Avril 2004 : « Que le plus grand parmi vous prenne la place du plus jeune, et celui qui commande la place de celui qui sert » (Lc 22, 26)

Ce n’est pas la première fois que Luc nous montre les disciples discutant entre eux pour savoir quel est le plus grand. Cette fois nous sommes au dernier repas. Jésus vient d’instituer l’Eucharistie, signe le plus grand de son amour, du don de lui-même sans mesure, anticipation de ce qu’il vivra sur la croix quelques heures plus tard. Il se tient au milieu des siens « comme celui qui sert ». C’est tout le sens du « lavement des pieds » rapporté par l’Evangile de Jean. En ce mois où nous célébrons la Pâque, la Résurrection de Jésus, n’oublions pas cet enseignement.
Les disciples, eux, ne comprennent pas. Ils restent conditionnés par la mentalité humaine qui privilégie le prestige et les honneurs, les premières situations dans l’échelle sociale, le fait de devenir « quelqu’un ». Mais Jésus est venu sur terre justement pour créer une société nouvelle, une nouvelle communauté, guidée par une autre logique, celle de l’amour. Lui, qui est le Seigneur et le Maître, a lavé les pieds de ses disciples (geste qui était réservé aux esclaves). Nous aussi, si nous voulons le suivre, et surtout si nous avons des responsabilités élevées, nous sommes appelés à servir notre prochain en nous donnant de manière aussi concrète que Jésus.

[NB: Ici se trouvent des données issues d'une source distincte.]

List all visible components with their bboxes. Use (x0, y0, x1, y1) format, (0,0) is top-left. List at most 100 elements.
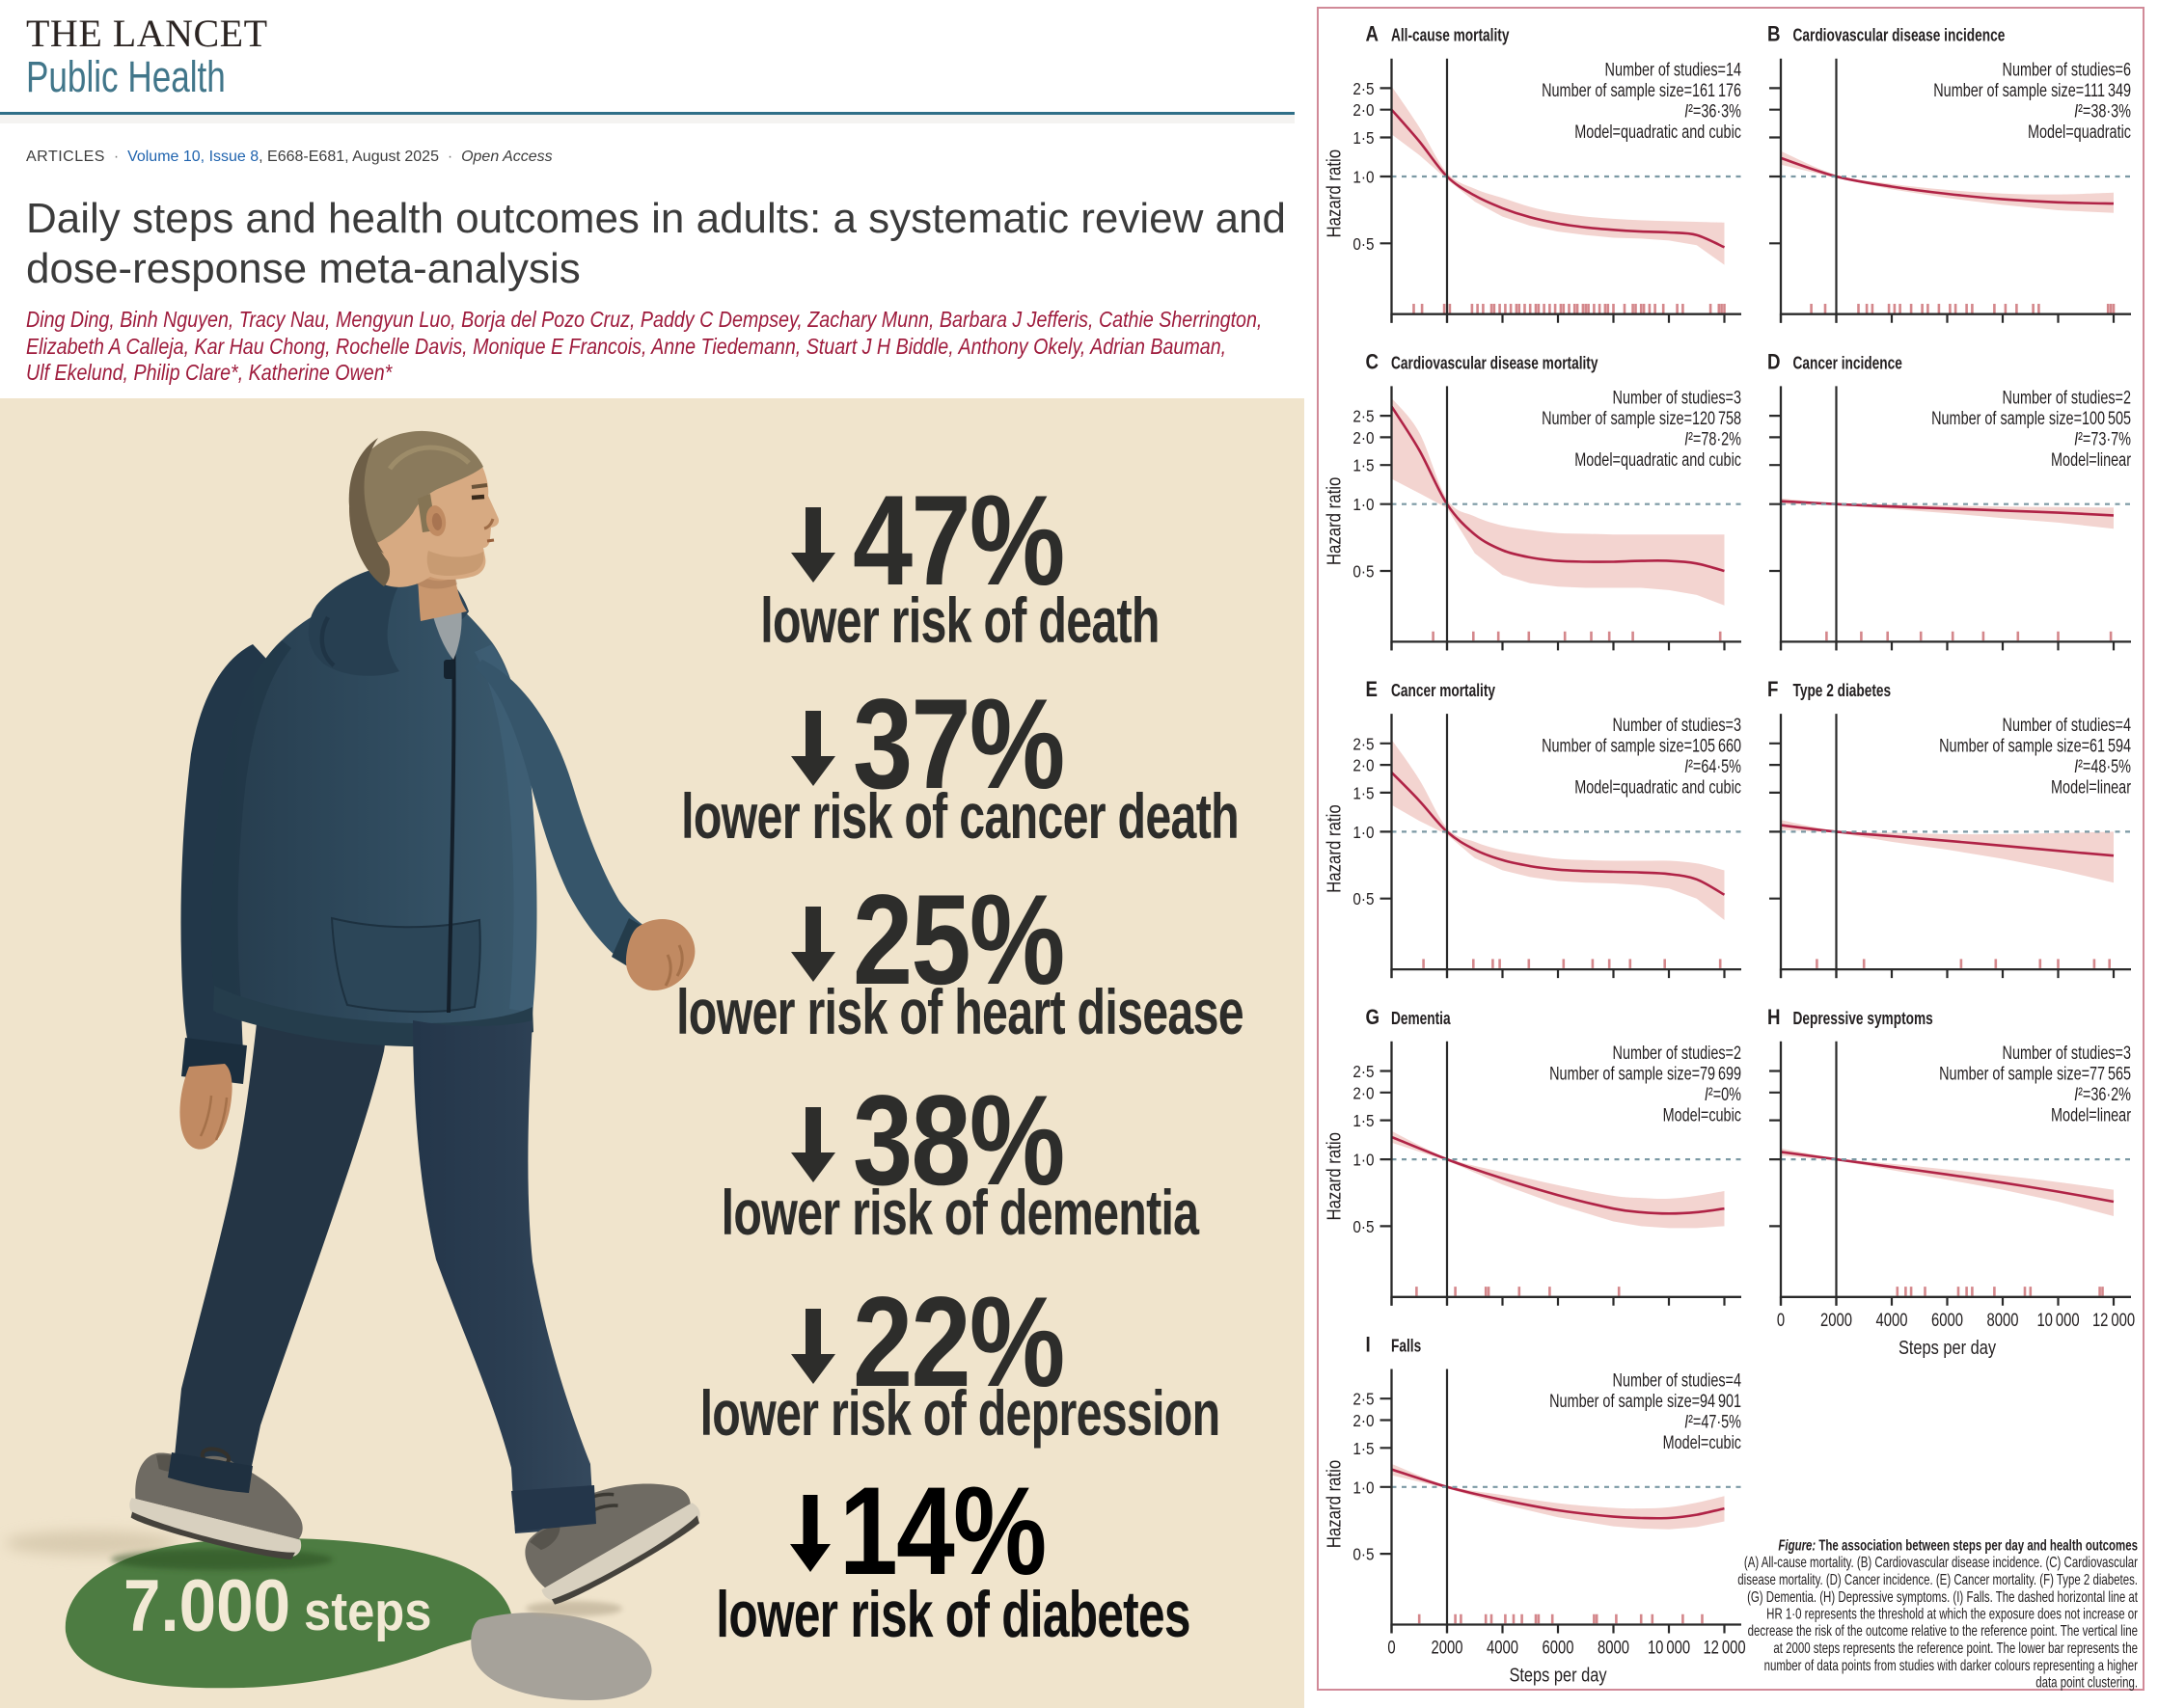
svg-text:8000: 8000 (1987, 1309, 2019, 1331)
svg-text:Number of sample size=79 699: Number of sample size=79 699 (1549, 1062, 1741, 1084)
svg-text:1·5: 1·5 (1352, 1439, 1374, 1458)
svg-text:2000: 2000 (1820, 1309, 1852, 1331)
svg-text:Number of studies=14: Number of studies=14 (1605, 59, 1742, 81)
svg-text:Model=quadratic and cubic: Model=quadratic and cubic (1574, 121, 1741, 143)
svg-text:at 2000 steps represents the r: at 2000 steps represents the reference p… (1773, 1640, 2138, 1656)
svg-text:4000: 4000 (1876, 1309, 1908, 1331)
svg-text:2·5: 2·5 (1352, 734, 1374, 753)
svg-text:1·0: 1·0 (1352, 1150, 1374, 1169)
svg-text:37%: 37% (853, 673, 1064, 816)
svg-text:I²=78·2%: I²=78·2% (1684, 427, 1741, 449)
svg-text:I: I (1366, 1334, 1371, 1357)
svg-text:14%: 14% (839, 1461, 1046, 1601)
svg-text:8000: 8000 (1598, 1636, 1629, 1658)
svg-text:Cancer incidence: Cancer incidence (1793, 353, 1902, 372)
svg-text:2·0: 2·0 (1352, 428, 1374, 447)
svg-text:(A) All-cause mortality. (B) C: (A) All-cause mortality. (B) Cardiovascu… (1744, 1555, 2138, 1571)
svg-text:A: A (1366, 23, 1379, 46)
svg-text:I²=36·3%: I²=36·3% (1684, 100, 1741, 122)
svg-text:0: 0 (1387, 1636, 1395, 1658)
svg-text:0·5: 0·5 (1352, 1217, 1374, 1236)
svg-text:2·0: 2·0 (1352, 100, 1374, 120)
svg-text:Model=linear: Model=linear (2051, 775, 2131, 798)
svg-text:lower risk of depression: lower risk of depression (700, 1379, 1220, 1450)
svg-text:steps: steps (304, 1581, 431, 1641)
svg-text:1·0: 1·0 (1352, 495, 1374, 514)
svg-text:1·5: 1·5 (1352, 783, 1374, 802)
svg-text:I²=36·2%: I²=36·2% (2074, 1083, 2131, 1105)
svg-text:Hazard ratio: Hazard ratio (1323, 804, 1345, 893)
svg-text:data point clustering.: data point clustering. (2035, 1674, 2138, 1691)
svg-text:H: H (1767, 1006, 1781, 1029)
svg-text:6000: 6000 (1543, 1636, 1574, 1658)
svg-text:G: G (1366, 1006, 1380, 1029)
svg-text:Number of sample size=61 594: Number of sample size=61 594 (1939, 734, 2131, 756)
svg-text:10 000: 10 000 (2036, 1309, 2079, 1331)
svg-text:Hazard ratio: Hazard ratio (1323, 1132, 1345, 1221)
svg-text:2·0: 2·0 (1352, 1083, 1374, 1102)
svg-text:Steps per day: Steps per day (1509, 1664, 1607, 1686)
svg-text:2·0: 2·0 (1352, 755, 1374, 774)
svg-text:Cancer mortality: Cancer mortality (1391, 681, 1495, 700)
svg-text:12 000: 12 000 (1703, 1636, 1745, 1658)
svg-text:Depressive symptoms: Depressive symptoms (1793, 1009, 1933, 1028)
svg-text:Number of sample size=77 565: Number of sample size=77 565 (1939, 1062, 2131, 1084)
svg-text:Number of studies=4: Number of studies=4 (1613, 1369, 1742, 1391)
svg-text:1·5: 1·5 (1352, 1111, 1374, 1130)
svg-text:I²=47·5%: I²=47·5% (1684, 1410, 1741, 1432)
svg-text:Model=quadratic and cubic: Model=quadratic and cubic (1574, 775, 1741, 798)
svg-text:Number of studies=4: Number of studies=4 (2003, 714, 2132, 736)
svg-text:Number of studies=6: Number of studies=6 (2003, 59, 2131, 81)
svg-text:6000: 6000 (1931, 1309, 1963, 1331)
svg-text:decrease the risk of the outco: decrease the risk of the outcome relativ… (1748, 1623, 2138, 1640)
svg-text:1·0: 1·0 (1352, 167, 1374, 186)
svg-text:Number of sample size=100 505: Number of sample size=100 505 (1931, 407, 2131, 429)
svg-text:Hazard ratio: Hazard ratio (1323, 477, 1345, 566)
svg-text:Falls: Falls (1391, 1337, 1421, 1356)
svg-text:10 000: 10 000 (1648, 1636, 1690, 1658)
svg-text:C: C (1366, 351, 1379, 374)
svg-text:22%: 22% (853, 1271, 1064, 1414)
svg-text:0·5: 0·5 (1352, 1544, 1374, 1563)
svg-text:Model=linear: Model=linear (2051, 1103, 2131, 1125)
svg-text:12 000: 12 000 (2092, 1309, 2135, 1331)
svg-text:Number of studies=3: Number of studies=3 (1613, 714, 1741, 736)
svg-text:Number of sample size=111 349: Number of sample size=111 349 (1933, 79, 2131, 101)
svg-text:I²=38·3%: I²=38·3% (2074, 100, 2131, 122)
svg-text:2·5: 2·5 (1352, 1062, 1374, 1081)
svg-text:Cardiovascular disease mortali: Cardiovascular disease mortality (1391, 353, 1598, 372)
svg-text:Model=linear: Model=linear (2051, 448, 2131, 471)
svg-text:1·0: 1·0 (1352, 1478, 1374, 1497)
svg-text:Number of studies=3: Number of studies=3 (2003, 1042, 2131, 1064)
svg-text:Cardiovascular disease inciden: Cardiovascular disease incidence (1793, 26, 2006, 45)
svg-text:E: E (1366, 679, 1378, 702)
svg-text:Number of studies=2: Number of studies=2 (1613, 1042, 1741, 1064)
svg-text:number of data points from stu: number of data points from studies with … (1764, 1657, 2139, 1673)
svg-text:Number of sample size=161 176: Number of sample size=161 176 (1542, 79, 1741, 101)
svg-text:Number of studies=3: Number of studies=3 (1613, 386, 1741, 408)
svg-text:0·5: 0·5 (1352, 889, 1374, 908)
svg-text:Number of sample size=120 758: Number of sample size=120 758 (1542, 407, 1741, 429)
svg-text:2·5: 2·5 (1352, 1390, 1374, 1409)
svg-text:lower risk of heart disease: lower risk of heart disease (676, 978, 1243, 1048)
svg-text:2·0: 2·0 (1352, 1411, 1374, 1430)
svg-text:Model=cubic: Model=cubic (1663, 1431, 1742, 1453)
svg-text:B: B (1767, 23, 1781, 46)
svg-text:0·5: 0·5 (1352, 234, 1374, 254)
svg-text:1·5: 1·5 (1352, 128, 1374, 148)
svg-text:25%: 25% (853, 869, 1064, 1012)
svg-text:D: D (1767, 351, 1781, 374)
svg-text:Number of studies=2: Number of studies=2 (2003, 386, 2131, 408)
svg-text:Steps per day: Steps per day (1898, 1336, 1997, 1358)
svg-text:I²=48·5%: I²=48·5% (2074, 755, 2131, 777)
svg-text:1·5: 1·5 (1352, 456, 1374, 475)
svg-text:Hazard ratio: Hazard ratio (1323, 1460, 1345, 1549)
svg-text:Model=quadratic and cubic: Model=quadratic and cubic (1574, 448, 1741, 471)
svg-text:(G) Dementia. (H) Depressive s: (G) Dementia. (H) Depressive symptoms. (… (1747, 1588, 2138, 1605)
svg-text:I²=64·5%: I²=64·5% (1684, 755, 1741, 777)
svg-text:7.000: 7.000 (123, 1565, 290, 1647)
svg-text:Hazard ratio: Hazard ratio (1323, 149, 1345, 238)
svg-text:47%: 47% (853, 470, 1064, 612)
svg-text:2·5: 2·5 (1352, 406, 1374, 425)
svg-text:F: F (1767, 679, 1778, 702)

« Que le plus grand parmi vous prenne la place du plus jeune, et celui qui commande la place de celui qui sert »

C’est l’un des paradoxes de Jésus. Comment le comprendre ? Rappelons-nous que l’attitude typique du chrétien est l’amour : cet amour qui le fait se mettre à la dernière place, qui le rend petit devant l’autre, comme un père qui joue avec son enfant ou l’aide dans ses devoirs de classe. Vincent de Paul appelait les pauvres ses « patrons ». Il les aimait et les servait comme tels, parce qu’il voyait Jésus en eux. Camille de Lellis se penchait sur les malades, lavant leurs plaies, les installant dans leur lit « avec l’affection – comme il l’écrit lui-même – qu’une mère aimante a l’habitude d’avoir pour son fils unique qui est infirme ». Et comment ne pas rappeler, plus près de nous, la bienheureuse Teresa de Calcutta, qui s’est penchée sur des milliers de moribonds, se faisant « rien » devant chacun d’eux, qui étaient les plus pauvres parmi les pauvres ?
Comment « se faire petit » devant l’autre ? En cherchant à entrer le plus profondément possible dans son âme, jusqu’à en partager les souffrances ou les intérêts, même s’ils sont à nos yeux insignifiants alors qu’ils constituent au contraire toute sa vie à lui. Pourquoi « se faire petit » devant chacun ? Il ne s’agit pas là d’une différence de niveau supposée entre deux personnes, mais d’une précaution : notre moi, si on ne le surveille pas, est toujours prêt, tel un ballon, à s’envoler et à se considérer comme supérieur aux autres.

« Que le plus grand parmi vous prenne la place du plus jeune, et celui qui commande la place de celui qui sert »

Vivons donc « l’autre », au lieu d’une existence repliée sur nous-même, nos préoccupations, nos idées, nos affaires, bref tout ce qui tourne autour de notre moi. Oublions ce moi qui nous absorbe tant, déplaçons-nous vers l’autre, faisons-nous un avec chacun, accompagnons-le. Aidons-le à sortir de ses soucis, de ses souffrances, de ses complexes, de ses handicaps. Aidons-le tout simplement à sortir de lui-même, à aller vers Dieu et vers ses frères. Avec notre soutien, il trouvera la plénitude de la vie, le vrai bonheur.
A tous les échelons du monde politique et administratif, les dirigeants peuvent concevoir ainsi leur responsabilité comme une occasion de servir le bien commun : le bien des jeunes qui, pour s’installer, recherchent maison et travail, le bien de ceux qui, pour étudier, ont besoin des moyens nécessaires, ou le bien de ceux dont les entreprises, pour travailler, requièrent un environnement économique adapté.
De notre réveil jusqu’à notre coucher, à la maison, au bureau, à l’école, dans la rue, nous pouvons toujours trouver l’occasion de servir les autres et de les remercier lorsqu’ils nous servent à leur tour. Faisons tout pour Jésus dans nos frères, ne négligeant personne, et en étant toujours les premiers à aimer. C’est en étant petits, au service de tous, que nous serons « grands ».